If you're into travel/nature photography, the costs are even steeper. The month I spent studying abroad in Florence, Italy is still one of the fondest memories of my life. I also had to take out a $7000 student loan to finance the trip that I'm going to be paying off for the next twenty years alongside the rest of my student loans. It's hard for me to justify any extended vacations these days with travel costs and costs from not working. But I can buy Horizon Zero Dawn and pass 40 hours across weeks exploring every last nook and cranny of its world and find something new and beautiful and mythic to capture every day. Digital tourism is today's affordable travel option.

Photo modes do more than give players the ins & outs of basic photo fundamentals and affordable options for escaping to breathtaking environments. They invite us to think deeply about the visual design decisions developers make.

I had a textbook last semester (edited by game academic Ian Bogost) on the concept of silence that had an essay on photography. One of the points the essay made was that photographs are a brief glimpse into the world with all movement and sound sucked out. Photographers make decisions about what they're capturing because not only do they have to choose what gets left out of their photos (like any artist, half of your work is choosing what you aren't going to cover), they have to reckon with the inherent limits of their medium.

Advertisement

When I covered Bonnaroo for the first time, I got to shoot Tom Petty. I was five feet away from one of my favorite musicians of all time. And the photos I took utterly failed to capture anything inherent to his nature as a performer. I got pictures of him smiling, pictures of him singing, pictures of him looking like hippie Jesus. But nothing that came close to saying "here's the legend that wrote 'Refugee' or 'Learning to Fly.'" I was too in shock about being that close to him and too new to photography to think about what those kind of shots would require.

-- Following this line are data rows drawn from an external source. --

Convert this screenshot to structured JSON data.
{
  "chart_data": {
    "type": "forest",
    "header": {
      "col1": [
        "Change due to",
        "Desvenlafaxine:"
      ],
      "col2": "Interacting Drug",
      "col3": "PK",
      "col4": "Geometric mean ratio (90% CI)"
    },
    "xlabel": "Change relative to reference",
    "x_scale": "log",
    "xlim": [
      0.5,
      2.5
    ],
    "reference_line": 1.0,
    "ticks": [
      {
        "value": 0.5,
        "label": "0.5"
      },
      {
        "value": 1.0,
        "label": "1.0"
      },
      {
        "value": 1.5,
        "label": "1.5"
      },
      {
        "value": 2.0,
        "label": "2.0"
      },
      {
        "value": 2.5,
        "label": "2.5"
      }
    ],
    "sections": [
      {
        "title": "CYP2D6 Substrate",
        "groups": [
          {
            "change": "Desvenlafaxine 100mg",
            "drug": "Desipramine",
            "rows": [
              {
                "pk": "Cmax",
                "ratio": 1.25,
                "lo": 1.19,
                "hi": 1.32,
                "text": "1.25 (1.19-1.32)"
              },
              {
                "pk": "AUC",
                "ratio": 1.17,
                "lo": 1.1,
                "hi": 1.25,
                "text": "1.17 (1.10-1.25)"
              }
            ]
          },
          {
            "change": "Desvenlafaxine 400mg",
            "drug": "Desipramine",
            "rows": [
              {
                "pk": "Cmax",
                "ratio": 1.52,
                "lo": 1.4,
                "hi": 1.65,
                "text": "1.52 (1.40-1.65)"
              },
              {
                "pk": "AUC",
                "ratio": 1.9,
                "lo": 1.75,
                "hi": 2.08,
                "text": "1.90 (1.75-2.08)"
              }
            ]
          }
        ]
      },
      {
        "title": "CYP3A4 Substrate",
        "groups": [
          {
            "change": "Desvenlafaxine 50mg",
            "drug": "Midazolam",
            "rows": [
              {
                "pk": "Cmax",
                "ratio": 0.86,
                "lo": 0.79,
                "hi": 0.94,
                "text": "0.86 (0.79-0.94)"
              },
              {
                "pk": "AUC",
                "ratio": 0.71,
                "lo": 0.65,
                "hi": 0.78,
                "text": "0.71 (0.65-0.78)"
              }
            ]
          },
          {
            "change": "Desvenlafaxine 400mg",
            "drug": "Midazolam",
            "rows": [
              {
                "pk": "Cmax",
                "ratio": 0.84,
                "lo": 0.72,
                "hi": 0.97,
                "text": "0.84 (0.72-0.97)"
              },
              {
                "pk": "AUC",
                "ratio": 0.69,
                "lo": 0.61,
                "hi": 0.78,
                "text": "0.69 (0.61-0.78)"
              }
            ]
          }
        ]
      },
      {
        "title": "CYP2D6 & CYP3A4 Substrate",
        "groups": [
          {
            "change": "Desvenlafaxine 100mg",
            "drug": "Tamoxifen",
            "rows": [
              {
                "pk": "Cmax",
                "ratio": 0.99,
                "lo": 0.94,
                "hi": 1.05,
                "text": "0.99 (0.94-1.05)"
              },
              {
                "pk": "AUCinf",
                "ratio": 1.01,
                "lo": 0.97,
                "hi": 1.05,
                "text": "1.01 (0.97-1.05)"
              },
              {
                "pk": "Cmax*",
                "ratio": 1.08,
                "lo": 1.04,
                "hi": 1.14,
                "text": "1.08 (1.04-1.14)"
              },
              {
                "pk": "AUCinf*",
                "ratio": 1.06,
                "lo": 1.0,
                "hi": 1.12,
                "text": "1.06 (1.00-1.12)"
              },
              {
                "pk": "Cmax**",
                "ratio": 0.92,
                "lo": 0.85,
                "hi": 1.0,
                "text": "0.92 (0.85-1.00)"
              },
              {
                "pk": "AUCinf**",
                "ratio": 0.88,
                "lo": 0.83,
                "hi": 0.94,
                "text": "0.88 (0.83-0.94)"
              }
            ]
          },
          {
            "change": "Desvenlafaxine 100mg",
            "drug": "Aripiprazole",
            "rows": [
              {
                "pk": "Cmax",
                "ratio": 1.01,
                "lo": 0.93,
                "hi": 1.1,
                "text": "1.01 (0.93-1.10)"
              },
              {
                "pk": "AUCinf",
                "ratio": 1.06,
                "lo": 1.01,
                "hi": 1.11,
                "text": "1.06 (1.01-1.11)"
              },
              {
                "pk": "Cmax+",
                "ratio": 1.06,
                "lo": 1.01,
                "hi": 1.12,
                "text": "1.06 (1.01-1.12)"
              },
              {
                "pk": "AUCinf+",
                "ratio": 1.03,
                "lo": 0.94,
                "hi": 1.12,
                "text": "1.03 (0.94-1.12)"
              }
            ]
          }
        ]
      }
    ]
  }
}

Photographs are a brief glimpse into the world with all movement and sound sucked out.

Photography is more than just capturing raw visual data. If that was all it was, it would be unnecessary. Photography is about carving out a tiny moment in a bigger story and letting that image speak to something more profound than the mere info it contains. And when I started to take photographing the vistas of Horizon Zero Dawn seriously, it meant that I had to think seriously about what I was trying to capture in my photos in the first place. And that taught me what was special about Horizon Zero Dawn's environments beyond superficial notions of "beauty."

Like The Witcher 3, Horizon utilizes a vibrant and dominant color palette. The former was dominated by oranges and yellows and whites and reds. Horizon is awash in blues and reds and greens. In fact, green dominates the color of the game so much that I often hiked up the blue colorization options in the photo mode to add a hyper-real quality to many of my night shots. It brightened up the scenes so that you could see for hundreds of yards with an eerie clarity.

Horizon's best vistas are also almost uniformly related to scale—the player, and even entire areas—are dwarfed by the vastness of its deserts and plains, the suffocating thickness of its forests, and the titanic mountains that encircle you. My photos were almost all landscapes with a few shots of decrepit buildings rising out of jungles and frozen tundras. The game is at its most transcendent and awe-inspiring when you feel as Aloy likely would: utterly lost in a world so much bigger and older than she could ever imagine. Taking photos helped confirm that the tribes and ruins of civilizations long dead never hit with that same degree of wonder.

For a lot of people—myself included—digital spaces increasingly dominate our life. It's natural then, that we would make mementos of our time spent in those alien worlds. Games are increasingly giving us the tools to make art in those incredible moments, and see things that not every player will come across.